Salted fish needs to be soaked in three or four changes of fresh water for 24 hours, and can then be cooked as you would with a normal fillet of fish. It has a more pronounced, gamier flavour than fresh fish, and a flaky, satisfying texture. Canarians love this fish in their hearty festive stews, but it’s also delicious poached and served plainly.


You probably know capers, the little, fragrant pickled flower buds that are an essential ingredient of tartare sauce, but Spain also offers much bigger versions. These are the perfect snack to accompany a glass of chilled dry sherry but can also be used in salads or with fish and meat dishes. You’ll find them in jars, and they can often be quite vinegary. We like the ones sold in Mercadona best.


Chorizo is now well-known throughout Europe, but Spain still offers the best and the most varied range. Basically, a mixture of pork and spices, chorizos are available in all sorts of forms.

There are the cured, foot-long U-shaped sausages that are sliced and eaten alone are available dulce or picante – the difference being that the latter use spicy, slightly hot paprika. Smaller 45-inch sausages that are often used in cooking are available in net bags or from the deli counter and come smoked (asturiano) and unsmoked. You can also get fresh, uncured chorizos for barbecues and grills.

Canarian chorizo is softer and spread on bread like paté. The most famous variety is from Teror in Gran Canaria, and the variety made by the Chacon grocers is Lanzarote’s best-known chorizo.
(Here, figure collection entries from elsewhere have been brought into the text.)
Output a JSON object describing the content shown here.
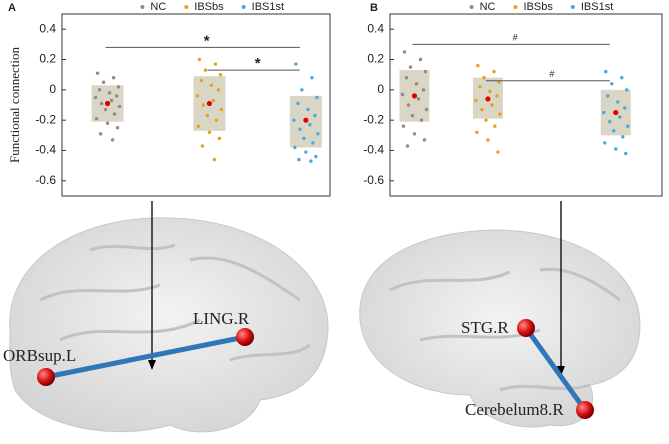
{
  "chart_data": [
    {
      "type": "box",
      "panel": "A",
      "y_label": "Functional connection",
      "ylim": [
        -0.7,
        0.5
      ],
      "yticks": [
        -0.6,
        -0.4,
        -0.2,
        0,
        0.2,
        0.4
      ],
      "series": [
        {
          "name": "NC",
          "color": "#8c8c8c",
          "box": [
            -0.21,
            0.03
          ],
          "mean": -0.09,
          "values": [
            0.11,
            0.08,
            0.05,
            0.02,
            0.0,
            -0.02,
            -0.04,
            -0.05,
            -0.07,
            -0.09,
            -0.11,
            -0.13,
            -0.16,
            -0.19,
            -0.22,
            -0.25,
            -0.29,
            -0.33
          ]
        },
        {
          "name": "IBSbs",
          "color": "#e8a020",
          "box": [
            -0.27,
            0.09
          ],
          "mean": -0.09,
          "values": [
            0.2,
            0.17,
            0.13,
            0.1,
            0.06,
            0.03,
            0.0,
            -0.04,
            -0.07,
            -0.1,
            -0.13,
            -0.17,
            -0.2,
            -0.24,
            -0.28,
            -0.32,
            -0.37,
            -0.46
          ]
        },
        {
          "name": "IBS1st",
          "color": "#4aa8e0",
          "box": [
            -0.38,
            -0.04
          ],
          "mean": -0.2,
          "values": [
            0.17,
            0.08,
            0.0,
            -0.05,
            -0.09,
            -0.13,
            -0.17,
            -0.2,
            -0.23,
            -0.26,
            -0.29,
            -0.32,
            -0.35,
            -0.38,
            -0.41,
            -0.44,
            -0.46,
            -0.47
          ]
        }
      ],
      "significance": [
        {
          "from": 0,
          "to": 2,
          "y": 0.28,
          "label": "*"
        },
        {
          "from": 1,
          "to": 2,
          "y": 0.13,
          "label": "*"
        }
      ]
    },
    {
      "type": "box",
      "panel": "B",
      "ylim": [
        -0.7,
        0.5
      ],
      "yticks": [
        -0.6,
        -0.4,
        -0.2,
        0,
        0.2,
        0.4
      ],
      "series": [
        {
          "name": "NC",
          "color": "#8c8c8c",
          "box": [
            -0.21,
            0.13
          ],
          "mean": -0.04,
          "values": [
            0.25,
            0.2,
            0.15,
            0.12,
            0.08,
            0.04,
            0.0,
            -0.03,
            -0.06,
            -0.1,
            -0.13,
            -0.17,
            -0.2,
            -0.24,
            -0.29,
            -0.33,
            -0.37
          ]
        },
        {
          "name": "IBSbs",
          "color": "#e8a020",
          "box": [
            -0.19,
            0.08
          ],
          "mean": -0.06,
          "values": [
            0.16,
            0.12,
            0.08,
            0.05,
            0.02,
            -0.01,
            -0.04,
            -0.07,
            -0.1,
            -0.13,
            -0.16,
            -0.2,
            -0.24,
            -0.28,
            -0.33,
            -0.41
          ]
        },
        {
          "name": "IBS1st",
          "color": "#4aa8e0",
          "box": [
            -0.3,
            0.0
          ],
          "mean": -0.15,
          "values": [
            0.12,
            0.08,
            0.04,
            0.0,
            -0.04,
            -0.08,
            -0.12,
            -0.15,
            -0.18,
            -0.21,
            -0.24,
            -0.27,
            -0.31,
            -0.35,
            -0.39,
            -0.42
          ]
        }
      ],
      "significance": [
        {
          "from": 0,
          "to": 2,
          "y": 0.3,
          "label": "#"
        },
        {
          "from": 1,
          "to": 2,
          "y": 0.06,
          "label": "#"
        }
      ]
    }
  ],
  "brain": [
    {
      "nodes": [
        "ORBsup.L",
        "LING.R"
      ]
    },
    {
      "nodes": [
        "STG.R",
        "Cerebelum8.R"
      ]
    }
  ]
}
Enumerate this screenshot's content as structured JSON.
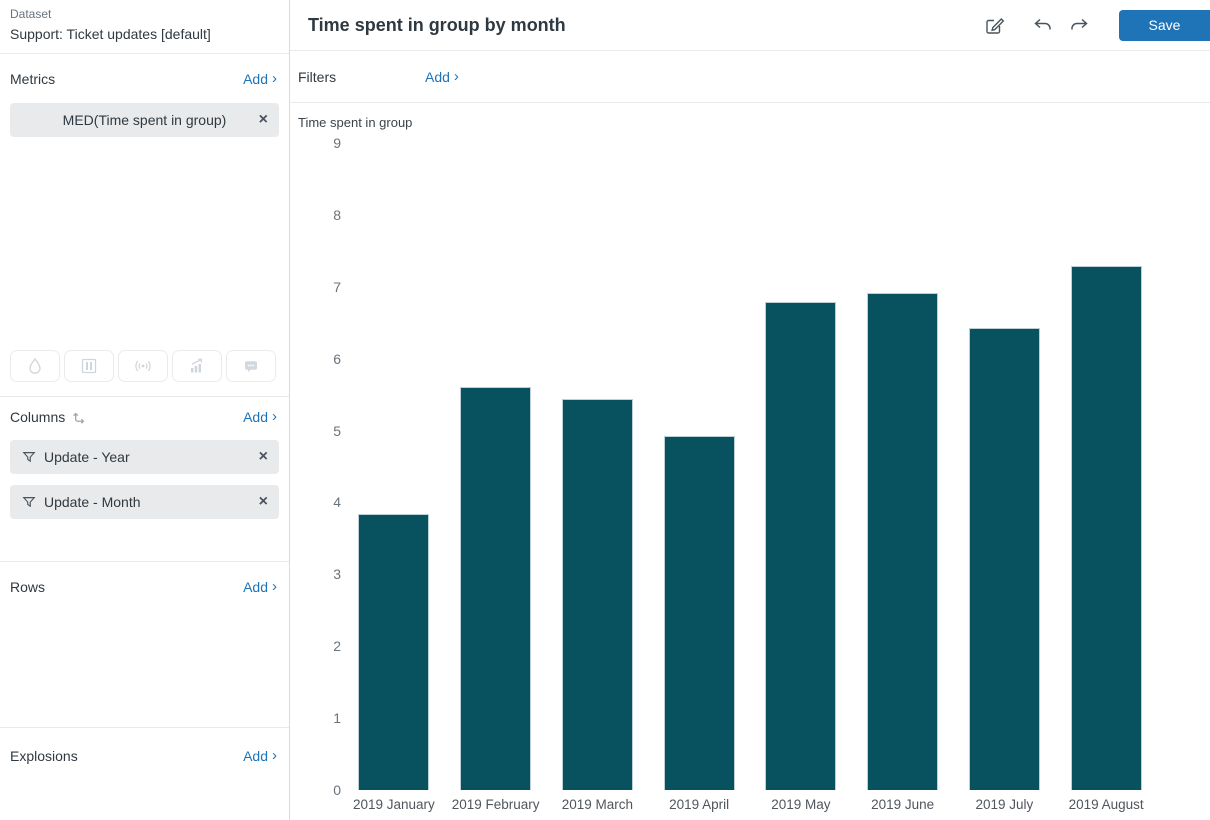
{
  "ui": {
    "chevron": "›",
    "close_glyph": "×"
  },
  "colors": {
    "accent_blue": "#1f73b7",
    "bar_fill": "#07525e",
    "bar_border": "#bdd0d6",
    "text_dark": "#2f3941",
    "text_gray": "#68737d",
    "pill_bg": "#e8eaec"
  },
  "sidebar": {
    "dataset": {
      "label": "Dataset",
      "name": "Support: Ticket updates [default]"
    },
    "metrics": {
      "title": "Metrics",
      "add_label": "Add",
      "pills": [
        {
          "label": "MED(Time spent in group)"
        }
      ]
    },
    "tools": [
      {
        "icon": "droplet-icon"
      },
      {
        "icon": "table-columns-icon"
      },
      {
        "icon": "broadcast-icon"
      },
      {
        "icon": "trend-chart-icon"
      },
      {
        "icon": "chat-icon"
      }
    ],
    "columns": {
      "title": "Columns",
      "add_label": "Add",
      "pills": [
        {
          "label": "Update - Year"
        },
        {
          "label": "Update - Month"
        }
      ]
    },
    "rows": {
      "title": "Rows",
      "add_label": "Add"
    },
    "explosions": {
      "title": "Explosions",
      "add_label": "Add"
    }
  },
  "header": {
    "title": "Time spent in group by month",
    "save_label": "Save"
  },
  "filters": {
    "label": "Filters",
    "add_label": "Add"
  },
  "chart_data": {
    "type": "bar",
    "title": "",
    "ylabel": "Time spent in group",
    "xlabel": "",
    "categories": [
      "2019 January",
      "2019 February",
      "2019 March",
      "2019 April",
      "2019 May",
      "2019 June",
      "2019 July",
      "2019 August"
    ],
    "values": [
      3.84,
      5.6,
      5.44,
      4.93,
      6.79,
      6.92,
      6.42,
      7.29
    ],
    "ylim": [
      0,
      9
    ],
    "yticks": [
      0,
      1,
      2,
      3,
      4,
      5,
      6,
      7,
      8,
      9
    ],
    "grid": false,
    "legend": false,
    "bar_color": "#07525e"
  }
}
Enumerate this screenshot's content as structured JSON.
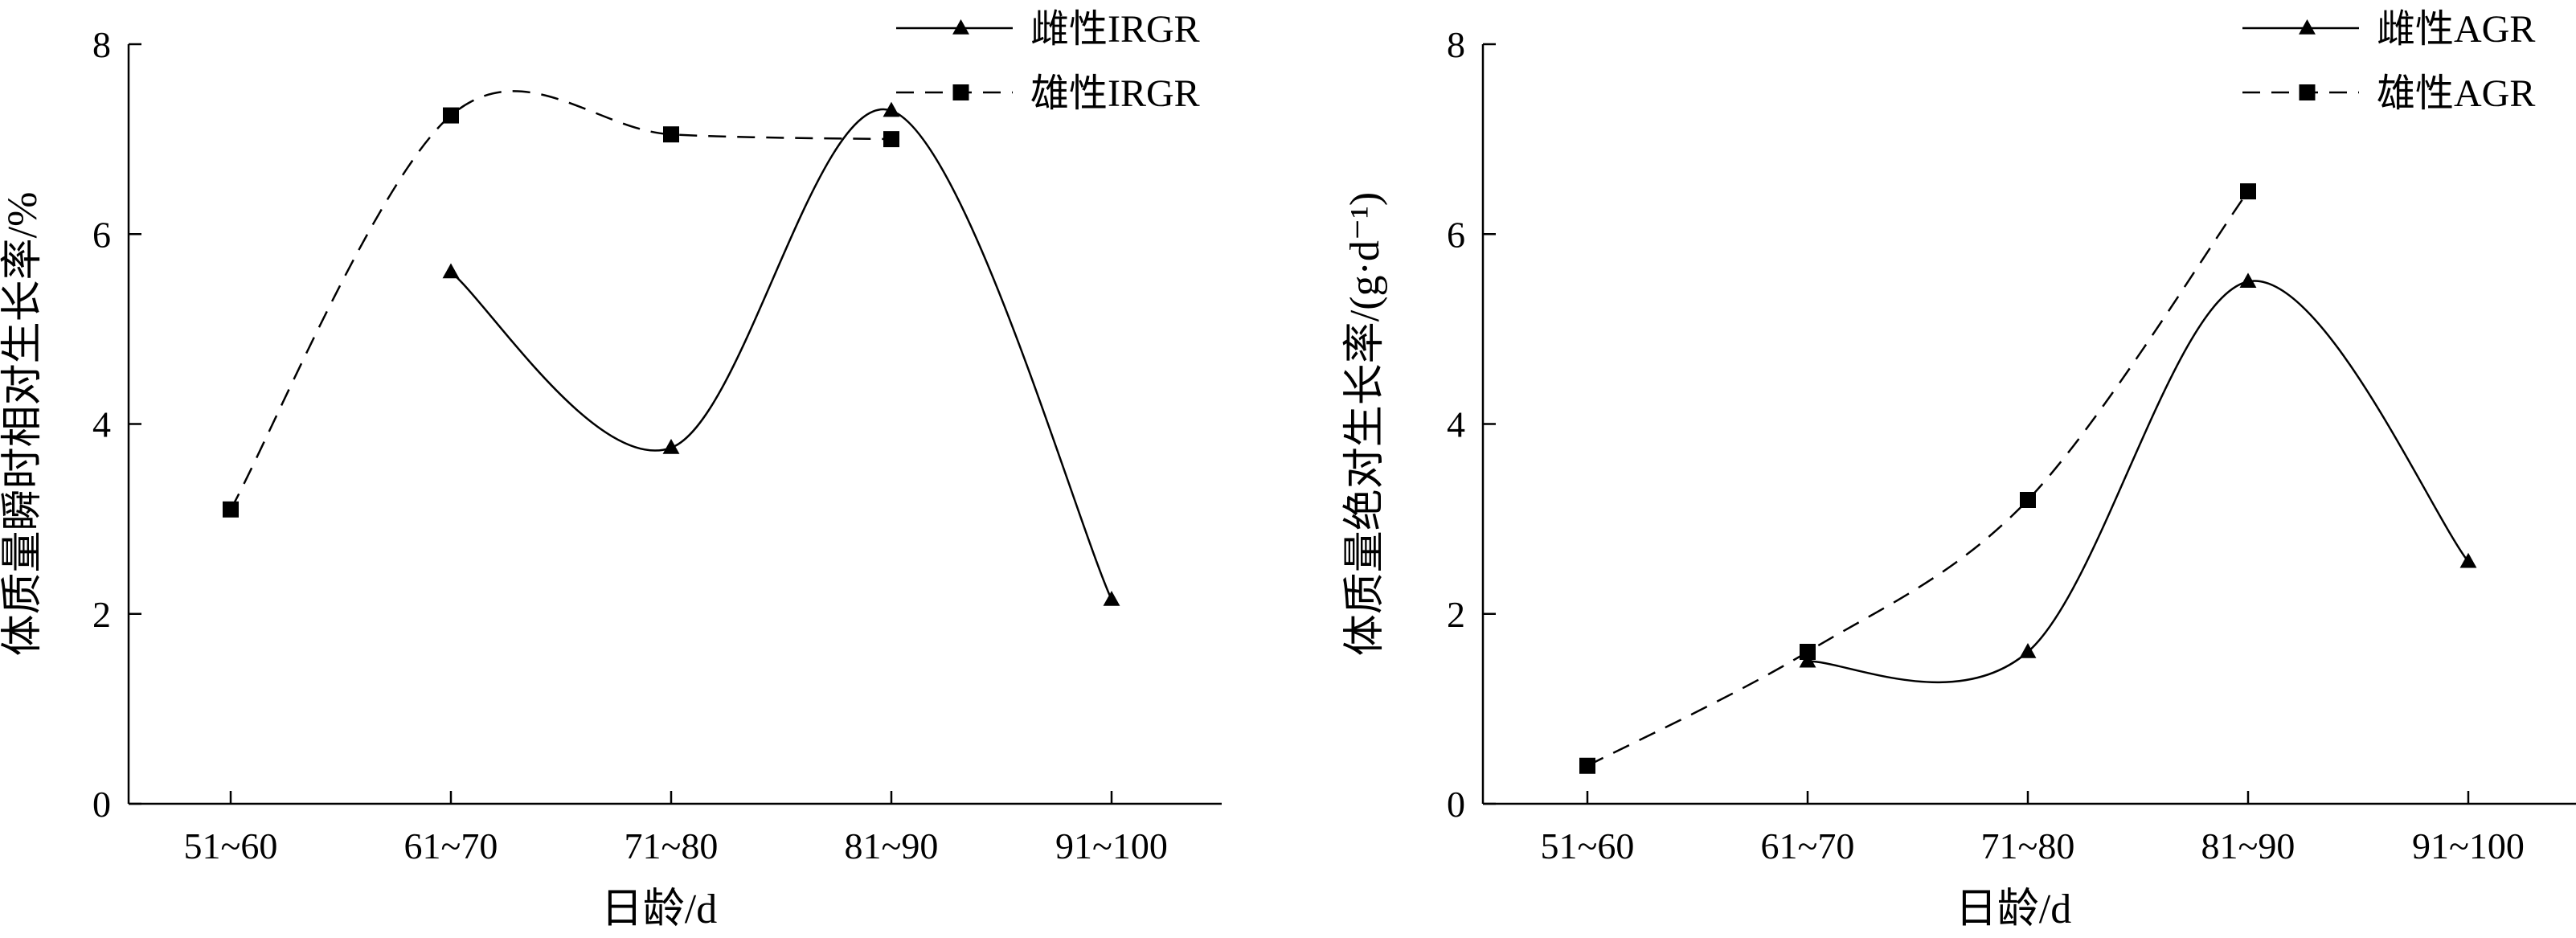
{
  "chart_data": [
    {
      "type": "line",
      "categories": [
        "51~60",
        "61~70",
        "71~80",
        "81~90",
        "91~100"
      ],
      "xlabel": "日龄/d",
      "ylabel": "体质量瞬时相对生长率/%",
      "ylim": [
        0,
        8
      ],
      "yticks": [
        "0",
        "2",
        "4",
        "6",
        "8"
      ],
      "legend_position": "top-right",
      "series": [
        {
          "name": "雌性IRGR",
          "style": "solid",
          "marker": "triangle",
          "values": [
            null,
            5.6,
            3.75,
            7.3,
            2.15
          ]
        },
        {
          "name": "雄性IRGR",
          "style": "dashed",
          "marker": "square",
          "values": [
            3.1,
            7.25,
            7.05,
            7.0,
            null
          ]
        }
      ]
    },
    {
      "type": "line",
      "categories": [
        "51~60",
        "61~70",
        "71~80",
        "81~90",
        "91~100"
      ],
      "xlabel": "日龄/d",
      "ylabel": "体质量绝对生长率/(g·d⁻¹)",
      "ylim": [
        0,
        8
      ],
      "yticks": [
        "0",
        "2",
        "4",
        "6",
        "8"
      ],
      "legend_position": "top-right",
      "series": [
        {
          "name": "雌性AGR",
          "style": "solid",
          "marker": "triangle",
          "values": [
            null,
            1.5,
            1.6,
            5.5,
            2.55
          ]
        },
        {
          "name": "雄性AGR",
          "style": "dashed",
          "marker": "square",
          "values": [
            0.4,
            1.6,
            3.2,
            6.45,
            null
          ]
        }
      ]
    }
  ]
}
At the Gazette we love these flat, flaky pastries, which are an Andalusian speciality with ancient Arab origins. They’re made of flour, sugar, and olive oil with a delicate flavour of aniseed and sesame, and are available in most supermarkets, with the Inus Rosales brand, which come wrapped in greaseproof paper, being the most famous. Spaniards will generally eat them on their own, but you’re free to do anything you like with them. We recommend a dollop of whipped cream and a spoonful of cherry jam.


The best and healthiest gazpacho is homemade, with chilled blended tomatoes, cucumber, pepper, garlic, oil, and bread. But supermarkets also stock cartons of pre-made gazpacho, which are great if you want a rapid blast of flavour and vitamins. You’ll usually find long-life versions and refrigerated cartons, as well as organic varieties and versions without cucumber.

Salmorejo is a slightly different tomato-based cold soup which is also worth trying. Both this and gazpacho are perfect for this time of year.